Foram realizadas pelas coletividades culturais, entre os meses de abril e meados de maio, diversas Pré-Conferências preparatórias, organizadas por regiões onde os artistas atuam ou moram (Pré-Conferências territoriais) e/ou por linguagem artística (Pré-Conferências setoriais) para levantar as metas e prioridades para cada território e linguagem. A Pré-Conferência do Fórum de Cultura de Cidade Ademar, Pedreira e Jabaquara e outros distritos da Zona Sul, por exemplo, ocorreu de forma virtual no dia 02/05 a partir das 10h. 

Aurélio Prates, artista integrante do Fórum de Cultura de Cidade Ademar e um dos articuladores da Conferência, opina sobre a importância das Pré-Conferências no processo de construção da Conferência: “As Pré-Conferências têm o papel de construir narrativas e diálogos territoriais, no caso dos distritos e subprefeituras da cidade de São Paulo, divididas em Norte, Noroeste, Sul, Sudeste, Centro, Leste e região Oeste, como também abrir discussões na construção de caminhos democráticos da participação popular e livre, dos setoriais, que aqui, no caso, são as linguagens artísticas.”

As propostas construídas nas Pré-Conferências serviram de base para apresentar um diagnóstico das demandas por territórios e linguagens artísticas, os rumos indicados e foram juntadas por relatores da Conferência para os debates envolvendo os interessados previamente inscritos. “Feitas essas Pré-Conferências, levanta-se um diagnóstico de ações e metas a serem discutidas de acordo com as necessidades de estruturação de programas de cultura, fomento e investimentos nas linguagens, ampliação do acesso aos bens culturais, como também a ampliação do mapa cultural da cidade, levando em conta os nossos territórios periféricos, que sangram com a desigualdade de investimentos públicos dentro de uma cidade que, por exemplo, constrói o seguinte cenário de exclusão: é sabido que 51% dos equipamentos públicos municipais de Cultura da cidade de São Paulo estão concentrados nas regiões de Sé e Pinheiros. Na contramão desse cenário, temos Cidade Ademar e Pedreira, com zero equipamento de Cultura em seu território, que está no topo da vulnerabilidade da cidade, como também tem um dos piores IDHs (Índice de Desenvolvimento Humano) da cidade. Sendo assim, nossas Pré-Conferências trazem, como documentos, propostas de incluir no mapa de prioridades da maior cidade da América Latina e que se diz “Cidade Cultural”, as necessidades da classe artística e cultural, de nós, trabalhadores da arte, cujas metas, por nós encontradas, serão direcionadas à atualização do Plano Municipal de Cultura da cidade. Importante dizer e lembrar que o Poder Executivo (prefeito) e também o Poder Legislativo (vereadores) devem respostas quanto a colocar no mapa financeiro da cidade os territórios periféricos, a manutenção e ampliação dos investimentos dentro da vida artística da cidade e de todos os bens culturais por nós preservados, mantidos ao longo de nossa existência. Nós, profissionais da cultura, também fazemos parte da cidade e, como tal, merecemos respeito!”, afirma ainda Aurélio.
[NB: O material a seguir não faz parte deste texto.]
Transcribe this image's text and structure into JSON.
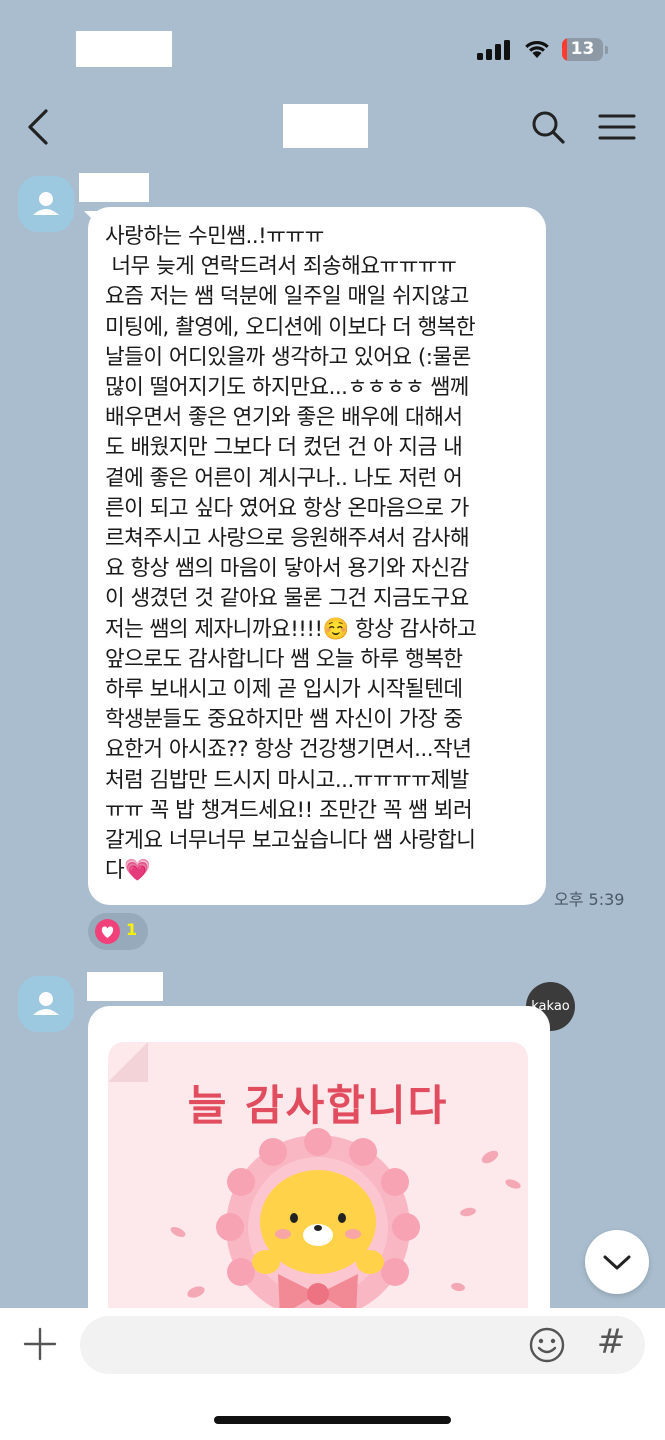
{
  "status_bar": {
    "battery_level": "13",
    "battery_level_fraction": 0.13
  },
  "header": {
    "back_icon": "chevron-left-icon",
    "search_icon": "search-icon",
    "menu_icon": "hamburger-menu-icon"
  },
  "messages": [
    {
      "text": "사랑하는 수민쌤..!ㅠㅠㅠ\n 너무 늦게 연락드려서 죄송해요ㅠㅠㅠㅠ\n요즘 저는 쌤 덕분에 일주일 매일 쉬지않고\n미팅에, 촬영에, 오디션에 이보다 더 행복한\n날들이 어디있을까 생각하고 있어요 (:물론\n많이 떨어지기도 하지만요...ㅎㅎㅎㅎ 쌤께\n배우면서 좋은 연기와 좋은 배우에 대해서\n도 배웠지만 그보다 더 컸던 건 아 지금 내\n곁에 좋은 어른이 계시구나.. 나도 저런 어\n른이 되고 싶다 였어요 항상 온마음으로 가\n르쳐주시고 사랑으로 응원해주셔서 감사해\n요 항상 쌤의 마음이 닿아서 용기와 자신감\n이 생겼던 것 같아요 물론 그건 지금도구요\n저는 쌤의 제자니까요!!!!☺️ 항상 감사하고\n앞으로도 감사합니다 쌤 오늘 하루 행복한\n하루 보내시고 이제 곧 입시가 시작될텐데\n학생분들도 중요하지만 쌤 자신이 가장 중\n요한거 아시죠?? 항상 건강챙기면서...작년\n처럼 김밥만 드시지 마시고...ㅠㅠㅠㅠ제발\nㅠㅠ 꼭 밥 챙겨드세요!! 조만간 꼭 쌤 뵈러\n갈게요 너무너무 보고싶습니다 쌤 사랑합니\n다💗",
      "time": "오후 5:39",
      "reaction": {
        "icon": "heart-icon",
        "count": "1",
        "color": "#f1407a"
      }
    }
  ],
  "sticker": {
    "badge": "kakao",
    "title": "늘 감사합니다"
  },
  "input": {
    "placeholder": "",
    "add_icon": "plus-icon",
    "emoji_icon": "emoji-icon",
    "hash_icon": "#"
  },
  "colors": {
    "background": "#a9bdce",
    "bubble": "#ffffff",
    "avatar": "#9cc9e0",
    "reaction_heart": "#f1407a"
  }
}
A abertura da Conferência ocorreu na sexta-feira, 21 de maio, a partir das 9 horas, com a leitura e aprovação do seu Regimento Interno, com as informações sobre a estrutura da Conferência e seus objetivos. Na sequência, foi apresentado por Aurélio Prates um histórico das lutas dos coletivos de Cultura na cidade de São Paulo, com avanços, recuos e acúmulos dos últimos 20 anos e, ainda, análises de conjuntura feitas por Bia Sankofa e Thiago Vasconcelos. Com a palavra aberta aos participantes, muitos se colocaram e apresentaram sua visão e expectativas diante das tarefas apresentadas pela Conferência. No período da tarde do dia 21, foram feitas as apresentações dos relatórios relativos às 21 Pré-Conferências setoriais, realizadas por seus representantes (Música; Artes Visuais; Audiovisual Periférico; Bibliotecas Comunitárias; Capoeira; Circo; Comunidades de Samba; Cultura Imigrante e Refugiados; Cultura PCD; Cultura Rock; Culturas Populares e Tradicionais; Dança; Espaços Auto-Organizados e/ou Independentes; Forró; Hip Hop; Movimentos de Teatro, Infância e Juventudes; Patrimônio Cultural e Memória; Reggae; Sarau, Slams, Literatura Marginal e Periférica; Teatro; Trabalhadores da Técnica).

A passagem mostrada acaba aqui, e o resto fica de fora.